Please use the scheme shown below for your student application. If you have any questions, ask on the mailing list (shogun-list@shogun-toolbox.org, please note that you have to be subscribed in order to post).

Projects

  • Fast Reading and writing of shogun features / objects in standard file formats Hello, I'm Evgeniy Andreev, a third year undergraduate student at the Samara State Aerospace University. I have participated in GSoC with the SHOGUN-related project last year. This year I want to solve issues related to I/O shogun objects in various file formats.
  • Gaussian Processes for Classification Gaussian Processes provide probabilistic approach to supervised machine learning. SHOGUN Toolbox has already implemented flexible Gaussian Processes (GP) framework for regression. This project is about extending existing GP framework for classification.
  • Implement algorithms for Blind Source Separation (BSS) and Independent Component Analysis (ICA) based on Approximate Joint Diagonalization (AJD) of matrices. ICA/BSS can be done via the approximate joint diagonalization (AJD) of matrices. ADJ is the problem of finding a matrix, or set of basis vectors, that best diagonalizes a set of input matrices. It is an important tool playing a critical role in many applications including ICA and BSS. For machine learning in particular ICA can be used for pre-processing, automatic feature selection and dimensionality reduction for visualization. ADJ would be a valuable addition to the SHOGUN toolbox.

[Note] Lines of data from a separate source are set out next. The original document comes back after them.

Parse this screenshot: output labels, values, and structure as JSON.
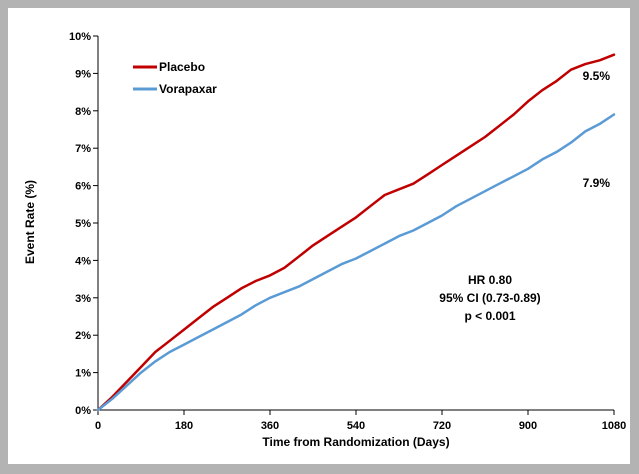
{
  "chart_data": {
    "type": "line",
    "title": "",
    "xlabel": "Time from Randomization (Days)",
    "ylabel": "Event Rate (%)",
    "xlim": [
      0,
      1080
    ],
    "ylim": [
      0,
      10
    ],
    "x_ticks": [
      "0",
      "180",
      "360",
      "540",
      "720",
      "900",
      "1080"
    ],
    "y_ticks": [
      "0%",
      "1%",
      "2%",
      "3%",
      "4%",
      "5%",
      "6%",
      "7%",
      "8%",
      "9%",
      "10%"
    ],
    "grid": false,
    "legend_position": "top-left",
    "series": [
      {
        "name": "Placebo",
        "color": "#c00000",
        "end_label": "9.5%",
        "x": [
          0,
          30,
          60,
          90,
          120,
          150,
          180,
          210,
          240,
          270,
          300,
          330,
          360,
          390,
          420,
          450,
          480,
          510,
          540,
          570,
          600,
          630,
          660,
          690,
          720,
          750,
          780,
          810,
          840,
          870,
          900,
          930,
          960,
          990,
          1020,
          1050,
          1080
        ],
        "y": [
          0,
          0.35,
          0.75,
          1.15,
          1.55,
          1.85,
          2.15,
          2.45,
          2.75,
          3.0,
          3.25,
          3.45,
          3.6,
          3.8,
          4.1,
          4.4,
          4.65,
          4.9,
          5.15,
          5.45,
          5.75,
          5.9,
          6.05,
          6.3,
          6.55,
          6.8,
          7.05,
          7.3,
          7.6,
          7.9,
          8.25,
          8.55,
          8.8,
          9.1,
          9.25,
          9.35,
          9.5
        ]
      },
      {
        "name": "Vorapaxar",
        "color": "#5b9bd5",
        "end_label": "7.9%",
        "x": [
          0,
          30,
          60,
          90,
          120,
          150,
          180,
          210,
          240,
          270,
          300,
          330,
          360,
          390,
          420,
          450,
          480,
          510,
          540,
          570,
          600,
          630,
          660,
          690,
          720,
          750,
          780,
          810,
          840,
          870,
          900,
          930,
          960,
          990,
          1020,
          1050,
          1080
        ],
        "y": [
          0,
          0.3,
          0.65,
          1.0,
          1.3,
          1.55,
          1.75,
          1.95,
          2.15,
          2.35,
          2.55,
          2.8,
          3.0,
          3.15,
          3.3,
          3.5,
          3.7,
          3.9,
          4.05,
          4.25,
          4.45,
          4.65,
          4.8,
          5.0,
          5.2,
          5.45,
          5.65,
          5.85,
          6.05,
          6.25,
          6.45,
          6.7,
          6.9,
          7.15,
          7.45,
          7.65,
          7.9
        ]
      }
    ],
    "annotation": {
      "lines": [
        "HR 0.80",
        "95% CI (0.73-0.89)",
        "p < 0.001"
      ]
    }
  }
}
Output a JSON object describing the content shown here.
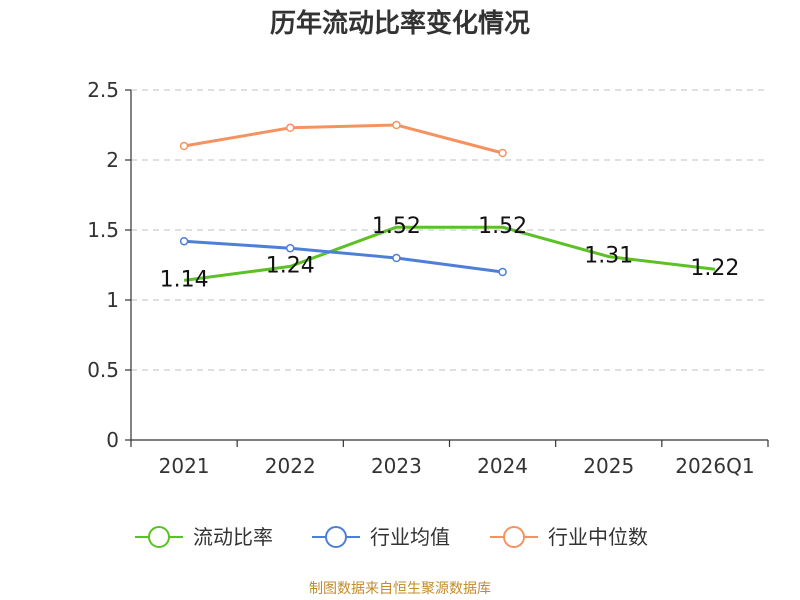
{
  "chart_data": {
    "type": "line",
    "title": "历年流动比率变化情况",
    "categories": [
      "2021",
      "2022",
      "2023",
      "2024",
      "2025",
      "2026Q1"
    ],
    "ylim": [
      0,
      2.5
    ],
    "yticks": [
      "0",
      "0.5",
      "1",
      "1.5",
      "2",
      "2.5"
    ],
    "grid": true,
    "legend_position": "bottom",
    "series": [
      {
        "name": "流动比率",
        "color": "#5bc124",
        "values": [
          1.14,
          1.24,
          1.52,
          1.52,
          1.31,
          1.22
        ],
        "labels": [
          "1.14",
          "1.24",
          "1.52",
          "1.52",
          "1.31",
          "1.22"
        ]
      },
      {
        "name": "行业均值",
        "color": "#4e7fd6",
        "values": [
          1.42,
          1.37,
          1.3,
          1.2,
          null,
          null
        ]
      },
      {
        "name": "行业中位数",
        "color": "#f59360",
        "values": [
          2.1,
          2.23,
          2.25,
          2.05,
          null,
          null
        ]
      }
    ]
  },
  "footer": {
    "source": "制图数据来自恒生聚源数据库"
  }
}
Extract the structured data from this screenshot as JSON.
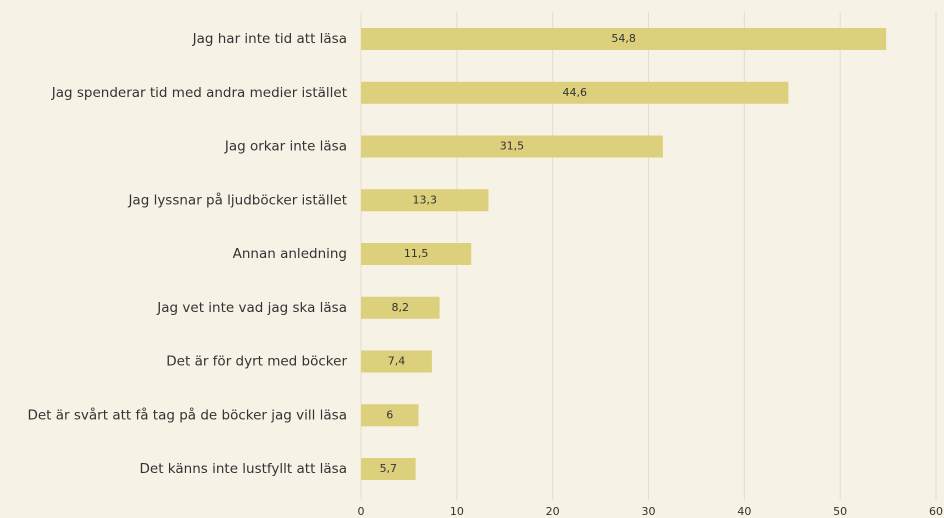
{
  "chart_data": {
    "type": "barh",
    "categories": [
      "Jag har inte tid att läsa",
      "Jag spenderar tid med andra medier istället",
      "Jag orkar inte läsa",
      "Jag lyssnar på ljudböcker istället",
      "Annan anledning",
      "Jag vet inte vad jag ska läsa",
      "Det är för dyrt med böcker",
      "Det är svårt att få tag på de böcker jag vill läsa",
      "Det känns inte lustfyllt att läsa"
    ],
    "values": [
      54.8,
      44.6,
      31.5,
      13.3,
      11.5,
      8.2,
      7.4,
      6,
      5.7
    ],
    "value_labels": [
      "54,8",
      "44,6",
      "31,5",
      "13,3",
      "11,5",
      "8,2",
      "7,4",
      "6",
      "5,7"
    ],
    "color": "#ddd07c",
    "xlim": [
      0,
      60
    ],
    "xticks": [
      0,
      10,
      20,
      30,
      40,
      50,
      60
    ],
    "grid": true
  }
}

  • Implement estimators of large-scale sparse Gaussian densities Computing log-likelihood for Gaussian distribution requires computation of log-determinant of the covariance (or precision) matrix. Usual approach, based on Cholesky factorization, often suffers from huge memory requirement for fill-in phenomenon when the covariance matrix is huge and sparse. This project aims for computing the log-determinant in an efficient way, which makes use of a bunch of techniques from numerical linear algebra and complex analysis. The objective of this project is to approximate the matrix-logarithm up to an arbitrary precision and evaluate log-determinant with reduced memory requirement, targeting for speeding up by enabling parallel computation of the components involved.
  • Implement Metric Learning Algorithms with Applications to Metagenomics Metric learning algorithms constitute an interesting approach in which a transformation of the data is sought in order to maximize classification accuracy. This property together with the use of the rather successful kNN algorithm make these algorithms suitable for real-world problems in fields such as bioinformatics. We aim at implementing the large margin nearest neighbor classifier and expose it in a easy-to-use manner, contributing to the metagenomics research community.
  • Large-Scale Learning of General Structured Output Models This proposal focuses on two extensions of current structured output framework in Shogun: 1) Extending the structured output framework to support general graphical models by introducing factor graph and general MAP inference. 2) Implementing online solvers for structural SVM such that the framework can deal with large-scale problems.
  • My Proposal for "Large Scale Learning: loglinear time kernel expansion (aka Fast Food)" Hello, my name is Vangelis and this is my proposal for the Google Summer of Code 2013 concerning the ""Large Scale Learning: loglinear time kernel expansion (aka Fast Food)" project from your ideas page. I hope you will find that I am well equipped to deal with this project and we will spend the summer coding together!
  • Proposal for "Develop interactive machine learning demos" In this year's GSoC, I'll contribute to shogun-toolbox, help the project by developing demos for all available algorithms in it. I've got a very strong knowledge and experience in website development and had learnt some machine learning curriculum, so I fit all the requirement of this idea. I am passionate with machine learning and shogun-toolbox, and have enthusiasm in open-source development. I'll devote myself to the project this summer for shogun!